How do you set goals and plan in uncertain times?

There is no doubt that we’re all going into 2021 feeling pretty uncertain. After the global pandemic literally threw all our plans to the wind last year, it feels challenging to write anything down in terms of goals for 2021.

This season of your life probably isn’t helping either. Whether you’re trying to conceive (and can’t guarantee or predict anything), or are pregnant (and at the whim of your hormones and baby at this point), or you’re a mother who has to go with the flow (or will of other small beings), planning anything can feel super challenging.

I think this is one of the reasons why we feel a bit lost in this time of our lives. It’s a season of massive change and without any direction it can feel like we’re just drifting and not really going anywhere.

In my experience, planning and goal setting is very helpful to dispel this lost feeling BUT you have to make sure you don’t do it in a way that just sets you up for failure. So let’s talk about how you actually do that. Read on or scroll to the end to watch the video.

plan in uncertain times

How do you plan in uncertain times?

1. Get clear on what you can and can’t control

In the past I’ve been guilty of setting goals that involve outcomes I have zero control over. As you can probably guess, it didn’t end well.

Things you can’t control = when you’ll fall pregnant, when your baby will arrive, what your baby will be like when he/she arrives, how your body will hold weight, how much sleep you’ll get with a new baby, how your partner will act once a baby arrives.

If you set goals around things that are completely out of your hands you’ll end the year feeling disheartened and like you haven’t succeeded in any area.

Things you can control = how you look after yourself, how you organise your time to make yourself happy, how you communicate your needs, how you fuel your body to feel the best you can, how you move your body to be in your best health.

Setting goals that are within your control means you at least have a chance of meeting them.

2. Focus on how you want to feel

Achievement based goals can feel really overwhelming when you’re in an uncertain season of life. Goals are meant to feel motivating, but they often have the opposite effect when you don’t have stable routine to work from.

If you find this to be true, I recommend creating FEELING based goals instead. Danielle Laporte’s work is based around this and I highly recommend checking her out if this is something that resonates with you.

For example, let’s say you’re a new Mum who is feeling resentful that you don’t have time for yourself. Perhaps you’re struggling to remember who you are now that you’ve got kids and you want to set a goal to rediscover who YOU are.
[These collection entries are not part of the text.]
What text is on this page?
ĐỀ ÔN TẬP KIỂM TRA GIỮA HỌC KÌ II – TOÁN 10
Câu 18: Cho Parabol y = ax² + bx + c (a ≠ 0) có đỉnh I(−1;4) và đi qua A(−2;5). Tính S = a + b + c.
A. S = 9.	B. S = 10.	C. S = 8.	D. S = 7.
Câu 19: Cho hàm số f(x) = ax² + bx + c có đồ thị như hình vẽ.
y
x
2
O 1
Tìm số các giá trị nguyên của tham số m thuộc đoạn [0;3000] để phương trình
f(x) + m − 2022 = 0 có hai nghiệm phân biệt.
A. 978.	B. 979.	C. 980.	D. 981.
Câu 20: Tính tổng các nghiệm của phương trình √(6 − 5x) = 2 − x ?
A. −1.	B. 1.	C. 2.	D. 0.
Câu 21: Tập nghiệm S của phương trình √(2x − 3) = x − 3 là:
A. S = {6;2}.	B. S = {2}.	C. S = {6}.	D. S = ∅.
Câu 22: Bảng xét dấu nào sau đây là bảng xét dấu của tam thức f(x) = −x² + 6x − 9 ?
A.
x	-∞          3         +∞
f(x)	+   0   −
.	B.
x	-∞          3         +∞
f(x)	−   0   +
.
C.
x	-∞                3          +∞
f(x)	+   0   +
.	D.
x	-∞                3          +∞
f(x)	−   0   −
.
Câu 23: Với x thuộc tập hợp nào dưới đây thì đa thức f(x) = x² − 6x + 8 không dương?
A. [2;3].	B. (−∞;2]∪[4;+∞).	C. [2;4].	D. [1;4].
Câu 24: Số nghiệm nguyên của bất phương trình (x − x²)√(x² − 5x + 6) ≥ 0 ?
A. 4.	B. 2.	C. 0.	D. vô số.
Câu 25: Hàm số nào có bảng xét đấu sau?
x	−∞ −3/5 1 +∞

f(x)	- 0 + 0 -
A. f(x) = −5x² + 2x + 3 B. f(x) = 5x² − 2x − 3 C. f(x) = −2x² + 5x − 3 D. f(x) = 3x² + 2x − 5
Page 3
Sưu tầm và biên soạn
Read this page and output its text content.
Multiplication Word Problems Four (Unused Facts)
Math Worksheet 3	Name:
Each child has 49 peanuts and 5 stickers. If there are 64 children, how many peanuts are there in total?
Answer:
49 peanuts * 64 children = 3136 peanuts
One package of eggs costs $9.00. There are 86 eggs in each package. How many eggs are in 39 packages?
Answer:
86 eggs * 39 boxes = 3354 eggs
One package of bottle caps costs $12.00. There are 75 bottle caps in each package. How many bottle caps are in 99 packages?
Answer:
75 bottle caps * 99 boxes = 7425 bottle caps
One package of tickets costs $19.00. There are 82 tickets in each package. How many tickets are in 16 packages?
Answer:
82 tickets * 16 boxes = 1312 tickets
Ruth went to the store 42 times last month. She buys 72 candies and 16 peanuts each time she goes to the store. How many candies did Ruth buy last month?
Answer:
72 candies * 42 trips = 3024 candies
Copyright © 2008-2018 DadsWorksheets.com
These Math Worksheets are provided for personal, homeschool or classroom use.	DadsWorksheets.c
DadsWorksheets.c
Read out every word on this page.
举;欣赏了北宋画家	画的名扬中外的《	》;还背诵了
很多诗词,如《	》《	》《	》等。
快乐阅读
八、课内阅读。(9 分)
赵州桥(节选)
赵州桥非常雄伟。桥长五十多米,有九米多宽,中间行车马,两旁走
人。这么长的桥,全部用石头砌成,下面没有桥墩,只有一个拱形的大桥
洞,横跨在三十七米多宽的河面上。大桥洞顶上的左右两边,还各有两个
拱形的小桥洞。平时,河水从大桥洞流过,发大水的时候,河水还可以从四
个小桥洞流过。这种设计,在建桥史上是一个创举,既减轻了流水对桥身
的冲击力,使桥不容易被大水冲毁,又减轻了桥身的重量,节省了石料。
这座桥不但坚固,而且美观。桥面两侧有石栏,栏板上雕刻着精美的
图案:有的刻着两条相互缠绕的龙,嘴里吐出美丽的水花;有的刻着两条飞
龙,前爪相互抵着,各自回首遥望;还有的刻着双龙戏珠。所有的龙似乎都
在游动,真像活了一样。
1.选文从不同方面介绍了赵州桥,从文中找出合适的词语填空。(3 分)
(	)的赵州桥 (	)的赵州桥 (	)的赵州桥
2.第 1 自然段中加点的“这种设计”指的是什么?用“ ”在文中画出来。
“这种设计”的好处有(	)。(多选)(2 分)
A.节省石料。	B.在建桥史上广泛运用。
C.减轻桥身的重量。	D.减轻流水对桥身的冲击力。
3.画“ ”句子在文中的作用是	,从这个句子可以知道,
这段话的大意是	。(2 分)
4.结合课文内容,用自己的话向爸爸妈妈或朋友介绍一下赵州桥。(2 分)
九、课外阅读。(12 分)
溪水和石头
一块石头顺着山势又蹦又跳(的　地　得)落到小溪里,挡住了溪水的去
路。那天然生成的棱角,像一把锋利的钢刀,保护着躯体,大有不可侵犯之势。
Now that is a really big fucking goal. “Find my life purpose” is pretty big. (In fact I have a sneaking suspicion that many of us will still be doing this at 90). It feels too overwhelming.

However, if instead you focused on how you wanted to feel. Eg. Rested, expansive, accomplished, connected. You’d have a better chance of getting there (and probably a better idea of how to get there as well).

If your goal is to feel connected you might schedule some time to yourself, book a babysitter, organise a play date swap with a friend. You might also take up activities that help you feel connected to yourself – journalling, meditation, quiet time alone.

And as a bonus these seemingly small baby steps ARE probably stepping you closer to feeling like YOU again, but they are much less overwhelming than the previously ‘achievement’ focused goal.

3. Let yourself dream big (but plan small)

I think there is a tendency when life feels uncertain to play it small. To not allow yourself to dream big, for fear of feeling disappointed when said intended goal doesn’t happen. But I think it’s really important to keep dreaming big even when your goal feels impossible.

Our brains can’t create a reality that they can’t imagine or see (with the exception of the few big impossible dreamers out there). Most of us though, can’t even imagine something we haven’t encountered before. So we end up moving towards things that feel familiar and possible, even if it feels like a bit of a challenge, instead of dreaming bigger or different or impossible.

But for the last four years I’ve been challenging myself to write goals that feel impossible to me at the time. I’ve done this through my own personal journalling but also here on the blog.

Each time I put my goals out there they felt scary. I don’t like feeling the shame of possibly not achieving them, but I knew if my brain was ever going to get to work on them I had to at least write them down.

On that list has included;

Publishing a book.

Preparing my body to be healthy enough to carry another baby (after 3 losses)

Growing this online business to reach women all around the world.

None of these things would have happened if I didn’t let myself dream outside what I thought was possible for me. (As a SIDE note, none of them happened when I THOUGHT they should happen. We have no control over the ‘when’, but we can continue letting them be a possibility by visualising them)

Are you ready to start planning your year? I’d love to know what your big seemingly impossible goals are for 2021?